De voor Groen aangewezen gronden zijn bestemd voor:

  1. a. plantsoenen;
  2. b. groenvoorzieningen (waaronder begrepen fiets- en voetpaden, toegangswegen en -paden naar percelen, water en waterberging, taluds);
  3. c. beplanting;
  4. d. speelvoorzieningen, speelveldjes;
  5. e. sculpturen en andere kunstzinnige bouwwerken;
  6. f. ondergrondse vuilcontainers.

8.2 Bouwregels

Voor het bouwen gelden de volgende regels:

Op de voor groen aangewezen gronden zijn uitsluitend met de bestemming verband houdende andere bouwwerken toegestaan, met een bouwhoogte van niet meer dan 4 meter.

8.3 Specifieke gebruiksregels

Voor het gebruik gelden de volgende regels:

De voor groen aangewezen gronden mogen niet voor parkeren worden gebruikt.

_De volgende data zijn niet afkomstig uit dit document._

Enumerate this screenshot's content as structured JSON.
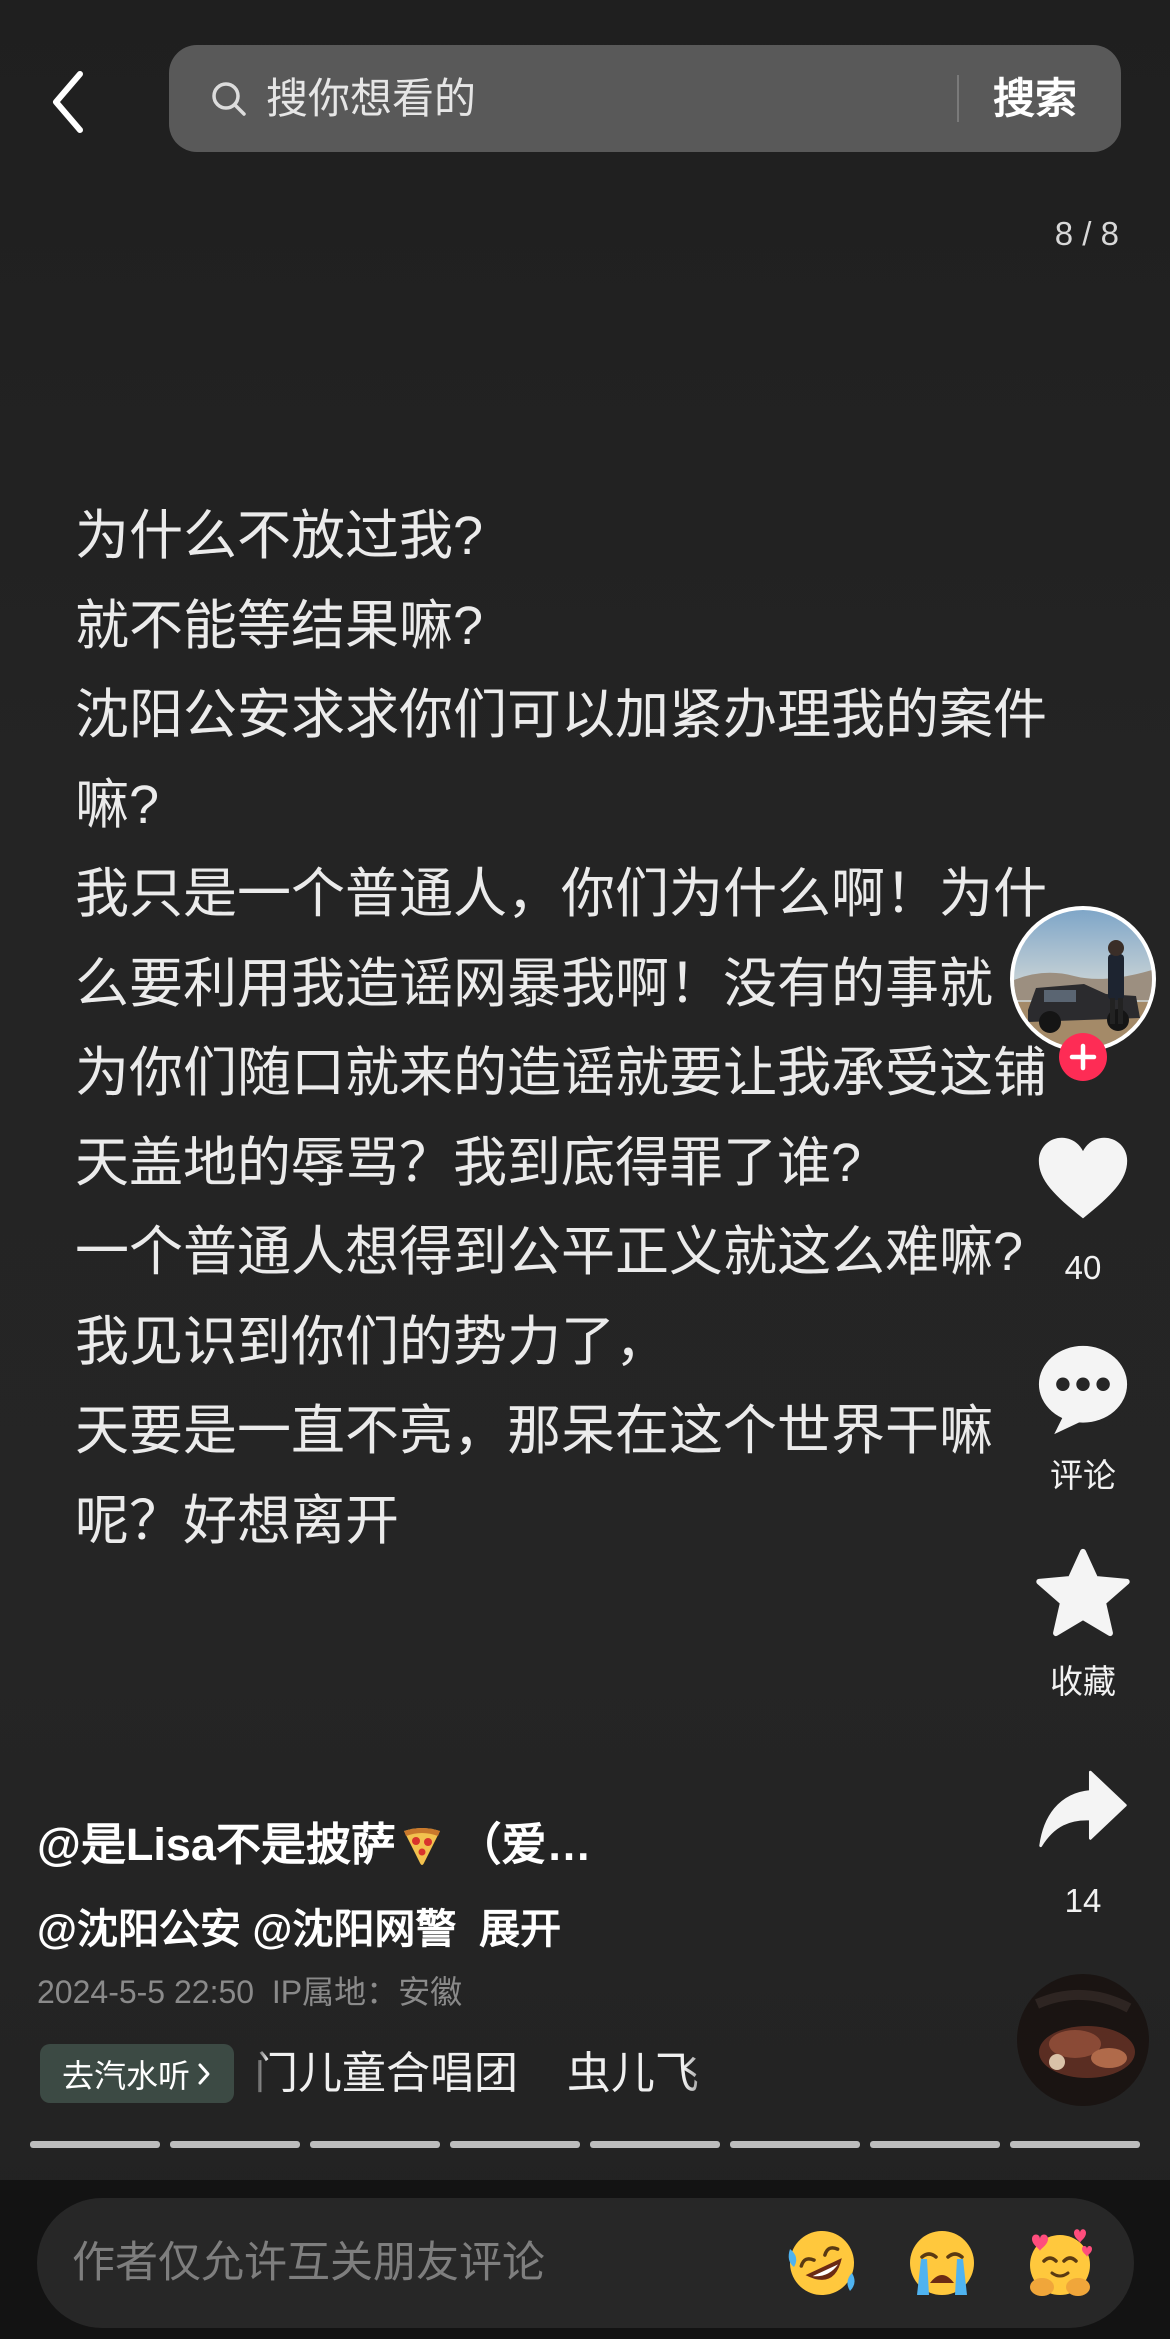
{
  "header": {
    "back_icon": "back-arrow-icon",
    "search_icon": "search-icon",
    "search_placeholder": "搜你想看的",
    "search_button": "搜索"
  },
  "page_indicator": "8 / 8",
  "post": {
    "lines": [
      "为什么不放过我?",
      "就不能等结果嘛?",
      "沈阳公安求求你们可以加紧办理我的案件",
      "嘛?",
      "我只是一个普通人，你们为什么啊！为什",
      "么要利用我造谣网暴我啊！没有的事就",
      "为你们随口就来的造谣就要让我承受这铺",
      "天盖地的辱骂？我到底得罪了谁?",
      "一个普通人想得到公平正义就这么难嘛?",
      "我见识到你们的势力了，",
      "天要是一直不亮，那呆在这个世界干嘛",
      "呢？好想离开"
    ]
  },
  "sidebar": {
    "avatar": "author-avatar",
    "follow_icon": "plus-icon",
    "like_icon": "heart-icon",
    "like_count": "40",
    "comment_icon": "comment-icon",
    "comment_label": "评论",
    "favorite_icon": "star-icon",
    "favorite_label": "收藏",
    "share_icon": "share-icon",
    "share_count": "14",
    "music_disc": "music-disc-avatar"
  },
  "info": {
    "author": "@是Lisa不是披萨",
    "author_emoji": "pizza-icon",
    "author_suffix": " （爱…",
    "mentions": "@沈阳公安 @沈阳网警",
    "expand": "展开",
    "date": "2024-5-5 22:50",
    "ip_location": "IP属地：安徽"
  },
  "music": {
    "button": "去汽水听",
    "chevron_icon": "chevron-right-icon",
    "title": "门儿童合唱团    虫儿飞"
  },
  "progress": {
    "total": 8,
    "current": 8
  },
  "comment_bar": {
    "placeholder": "作者仅允许互关朋友评论",
    "emojis": [
      "rolling-laughing-emoji",
      "crying-emoji",
      "hugging-hearts-emoji"
    ]
  },
  "colors": {
    "background": "#242424",
    "bottom_bar": "#131313",
    "search_bar": "#595959",
    "follow_badge": "#fe2c55",
    "music_pill": "#3c4a44",
    "progress_filled": "#bdbdbd"
  }
}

8.4 Afwijken van de gebruiksregels

Het bevoegd gezag kan door middel van het verlenen van een omgevingsvergunning afwijken van het bepaalde in 8.3 ten behoeve van de realisatie van parkeervoorzieningen.

Artikel 9 Maatschappelijk

9.1 Bestemmingsomschrijving

De voor Maatschappelijk aangewezen gronden zijn bestemd voor:

  1. a. het uitoefenen van activiteiten gericht op sociale, maatschappelijke, educatieve en openbare dienstverlening, waaronder begrepen: gezondheidszorg, zorg en welzijn, jeugd- en kinderopvang, onderwijs, religie, bibliotheken, openbare dienstverlening, verenigingsleven;

alsmede voor:

  1. b. ter plaatse van de aanduiding 'specifieke vorm van maatschappelijk-veiligheidshuis', een gemeentewerf, politiepost, brandweer- en ambulancekazerne;
  2. c. daarbij behorende voorzieningen zoals (ontsluitings)wegen, paden, parkeervoorzieningen, groenvoorzieningen, nutsvoorzieningen en water;

met dien verstande dat:

  1. d. een bedrijfswoning niet is toegestaan.

9.2 Bouwregels

Voor het bouwen gelden de volgende regels:

9.3 Specifieke gebruiksregels

Voor het gebruik gelden de volgende regels:

De voor Maatschappelijk aangewezen gronden en bebouwing mogen mede worden gebruikt voor ondergeschikte kantine- en sportvoorzieningen ten dienste van de toegelaten instellingen/voorzieningen.

Artikel 10 Tuin

10.1 Bestemmingsomschrijving

De voor Tuin aangewezen gronden zijn bestemd voor:

  1. a. tuinen behorende bij de op de aangrenzende gronden gelegen gebouwen.

10.2 Bouwregels

Voor het bouwen gelden de volgende regels:

  1. a. Op de voor tuin aangewezen gronden zijn uitsluitend andere bouwwerken ten dienste van de bestemming toegestaan, met dien verstande dat:
    1. 1. ter plaatse van de aanduiding 'specifieke bouwaanduiding - bijgebouwen 1', aan- en uitbouwen en bijgebouwen met een bouwhoogte van maximaal 3 meter ten behoeve van de bijbehorende woning zijn toegestaan tot een maximale gezamenlijke oppervlakte van 8 m² per woning;
    2. 2. ter plaatse van de aanduiding 'specifieke bouwaanduiding - bijgebouwen 2', aan- en uitbouwen en bijgebouwen met een bouwhoogte van maximaal 3 meter ten behoeve van de bijbehorende woning zijn toegestaan, mits de gronden ter plaatse van deze aanduiding bij elke woning voor niet meer dan 50% worden bebouwd.
  2. b. de bouwhoogte van andere bouwwerken mag voor de voorgevellijn van het hoofdgebouw niet meer bedragen dan 1 meter en achter de voorgevellijn niet meer dan 2 meter, met dien verstande dat de bouwhoogte van een vlaggenmast niet meer mag bedragen dan 8 meter.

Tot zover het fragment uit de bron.